Wohlfühlen im Wasserland – Zwischen Ostseeküste, Amazonas-Urwald und Meerchen

Kajak-Träume auf dem Amazonas des Nordens

Das dünne blaue Schlängelband des Peene-Flusses fällt mir beim Kartenstudium kaum ins Auge. „Die Landschaft des Urstromtals um so mehr“, macht  mich Antje Enke, die Leiterin der Kanustation Anklam neugierig. Die Peene – noch so etwas wie ein Geheimtipp? Auf jeden Fall ein Abenteuer.

Langsamkeit und Entschleunigung

„Mit über 100 schiffbaren Kilometern ist sie nicht nur der längste und tiefste Fluss des nordöstlichen deutschen Bundeslandes“, weiß Antje, „sondern gilt außerdem als das idyllischste Fließgewässer Norddeutschlands“. Ein unzerstörtes, kaum besiedeltes Paradies, das kürzlich dafür mit dem EDEN-Award für sanften Tourismus ausgezeichnet und damit geadelt wurde. Jährlich nutzen das etwa 10.000 Naturbegeisterte. Antje und die rund 25 Mitarbeiter vom Netzwerk „Abenteuer Flusslandschaft“ sind immer dann zur Stelle, wenn man sie braucht.

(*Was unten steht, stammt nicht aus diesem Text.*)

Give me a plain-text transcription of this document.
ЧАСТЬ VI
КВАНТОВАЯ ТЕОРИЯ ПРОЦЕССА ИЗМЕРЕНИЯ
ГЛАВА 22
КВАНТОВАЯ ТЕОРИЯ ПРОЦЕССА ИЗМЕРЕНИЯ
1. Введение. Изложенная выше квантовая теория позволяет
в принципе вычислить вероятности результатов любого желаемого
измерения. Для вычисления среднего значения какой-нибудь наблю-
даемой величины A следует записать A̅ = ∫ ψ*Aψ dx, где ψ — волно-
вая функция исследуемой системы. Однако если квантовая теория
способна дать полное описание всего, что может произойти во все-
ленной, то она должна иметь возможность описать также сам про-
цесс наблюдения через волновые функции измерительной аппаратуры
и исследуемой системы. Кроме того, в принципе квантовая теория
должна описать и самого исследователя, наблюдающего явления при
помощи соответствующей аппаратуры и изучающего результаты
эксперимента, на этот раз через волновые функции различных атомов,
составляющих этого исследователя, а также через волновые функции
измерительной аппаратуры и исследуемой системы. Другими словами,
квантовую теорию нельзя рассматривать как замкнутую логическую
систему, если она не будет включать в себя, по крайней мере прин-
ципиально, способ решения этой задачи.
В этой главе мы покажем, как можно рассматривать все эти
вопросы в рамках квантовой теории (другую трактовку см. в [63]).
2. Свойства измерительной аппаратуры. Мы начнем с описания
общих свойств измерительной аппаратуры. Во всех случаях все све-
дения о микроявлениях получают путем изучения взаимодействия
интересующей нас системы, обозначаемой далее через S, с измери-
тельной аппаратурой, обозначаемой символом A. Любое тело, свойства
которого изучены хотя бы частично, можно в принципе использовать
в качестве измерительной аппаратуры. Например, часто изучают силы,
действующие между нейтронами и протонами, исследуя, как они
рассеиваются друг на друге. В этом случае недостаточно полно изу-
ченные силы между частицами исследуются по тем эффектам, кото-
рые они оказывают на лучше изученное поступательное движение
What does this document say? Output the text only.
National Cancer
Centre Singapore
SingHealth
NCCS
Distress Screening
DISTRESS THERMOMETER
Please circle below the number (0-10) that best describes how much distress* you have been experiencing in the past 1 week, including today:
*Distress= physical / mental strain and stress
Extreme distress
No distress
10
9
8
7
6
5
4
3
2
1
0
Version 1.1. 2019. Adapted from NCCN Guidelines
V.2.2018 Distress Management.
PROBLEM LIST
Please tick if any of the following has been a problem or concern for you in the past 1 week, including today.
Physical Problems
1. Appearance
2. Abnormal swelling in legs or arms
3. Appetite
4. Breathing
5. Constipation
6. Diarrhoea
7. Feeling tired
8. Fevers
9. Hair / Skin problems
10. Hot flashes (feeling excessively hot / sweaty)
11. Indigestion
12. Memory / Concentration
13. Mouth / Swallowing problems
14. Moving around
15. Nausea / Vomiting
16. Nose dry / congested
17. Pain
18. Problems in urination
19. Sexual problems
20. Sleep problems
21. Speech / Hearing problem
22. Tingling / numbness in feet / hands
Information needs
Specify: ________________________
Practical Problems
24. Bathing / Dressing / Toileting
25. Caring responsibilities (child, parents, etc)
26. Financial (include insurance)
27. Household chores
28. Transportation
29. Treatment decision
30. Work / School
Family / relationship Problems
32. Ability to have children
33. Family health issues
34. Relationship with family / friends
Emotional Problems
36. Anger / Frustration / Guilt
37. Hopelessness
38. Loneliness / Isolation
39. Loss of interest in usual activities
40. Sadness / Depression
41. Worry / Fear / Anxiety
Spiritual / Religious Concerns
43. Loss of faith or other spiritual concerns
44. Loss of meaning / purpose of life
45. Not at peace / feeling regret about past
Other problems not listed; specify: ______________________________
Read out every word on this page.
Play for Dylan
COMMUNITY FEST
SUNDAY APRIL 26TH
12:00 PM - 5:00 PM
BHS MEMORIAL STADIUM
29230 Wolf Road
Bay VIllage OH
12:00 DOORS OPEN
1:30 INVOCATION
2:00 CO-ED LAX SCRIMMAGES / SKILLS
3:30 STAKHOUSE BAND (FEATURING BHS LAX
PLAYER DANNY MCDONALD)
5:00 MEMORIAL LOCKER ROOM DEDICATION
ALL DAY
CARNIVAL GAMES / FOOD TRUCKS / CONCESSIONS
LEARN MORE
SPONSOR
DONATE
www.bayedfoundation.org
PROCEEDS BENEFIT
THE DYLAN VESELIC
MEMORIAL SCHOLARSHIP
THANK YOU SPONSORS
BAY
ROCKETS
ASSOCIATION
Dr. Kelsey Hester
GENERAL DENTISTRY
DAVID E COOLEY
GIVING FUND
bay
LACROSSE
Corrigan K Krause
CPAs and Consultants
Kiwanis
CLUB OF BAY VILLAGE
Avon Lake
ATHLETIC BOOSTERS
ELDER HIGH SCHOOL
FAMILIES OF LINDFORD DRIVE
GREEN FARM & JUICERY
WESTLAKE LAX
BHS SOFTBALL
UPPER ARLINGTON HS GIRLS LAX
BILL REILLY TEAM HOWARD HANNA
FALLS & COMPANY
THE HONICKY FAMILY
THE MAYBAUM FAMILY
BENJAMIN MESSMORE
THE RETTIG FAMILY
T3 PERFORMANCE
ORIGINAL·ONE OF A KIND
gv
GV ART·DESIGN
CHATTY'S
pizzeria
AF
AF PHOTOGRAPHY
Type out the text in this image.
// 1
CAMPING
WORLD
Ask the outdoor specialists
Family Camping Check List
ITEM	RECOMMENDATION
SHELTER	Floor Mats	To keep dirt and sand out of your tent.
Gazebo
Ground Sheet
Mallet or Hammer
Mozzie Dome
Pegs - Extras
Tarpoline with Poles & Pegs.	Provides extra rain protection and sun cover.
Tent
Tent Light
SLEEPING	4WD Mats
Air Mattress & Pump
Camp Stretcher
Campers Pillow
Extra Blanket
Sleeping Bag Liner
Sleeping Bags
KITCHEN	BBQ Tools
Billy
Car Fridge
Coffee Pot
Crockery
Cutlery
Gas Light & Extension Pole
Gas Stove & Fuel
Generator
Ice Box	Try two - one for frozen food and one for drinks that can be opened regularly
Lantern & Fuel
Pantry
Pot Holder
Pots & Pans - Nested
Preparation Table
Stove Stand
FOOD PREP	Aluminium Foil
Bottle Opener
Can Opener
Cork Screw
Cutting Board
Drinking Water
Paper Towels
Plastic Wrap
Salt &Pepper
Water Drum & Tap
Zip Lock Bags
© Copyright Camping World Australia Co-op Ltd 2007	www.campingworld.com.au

„Unterm Kiel haben wir genug Wasser“, scherzt Antje und erklärt mir dann, dass „die natürliche Tiefe des Flusses zwischen drei und vier Metern liegt, aber das Gefälle auf 100 Kilometer gerade mal 28 Zentimeter beträgt“. Weil die Strömung so schwach sei, könne ich trotzdem ohne großen Kraftaufwand „gegenan“ fahren. Die Freuden der Langsamkeit und Entschleunigung stellen sich fast von selbst ein. Ein bisschen aufgeregt bin ich nur, als ein Biber knapp vor meiner Kajaknase ungerührt die Ufer wechselt.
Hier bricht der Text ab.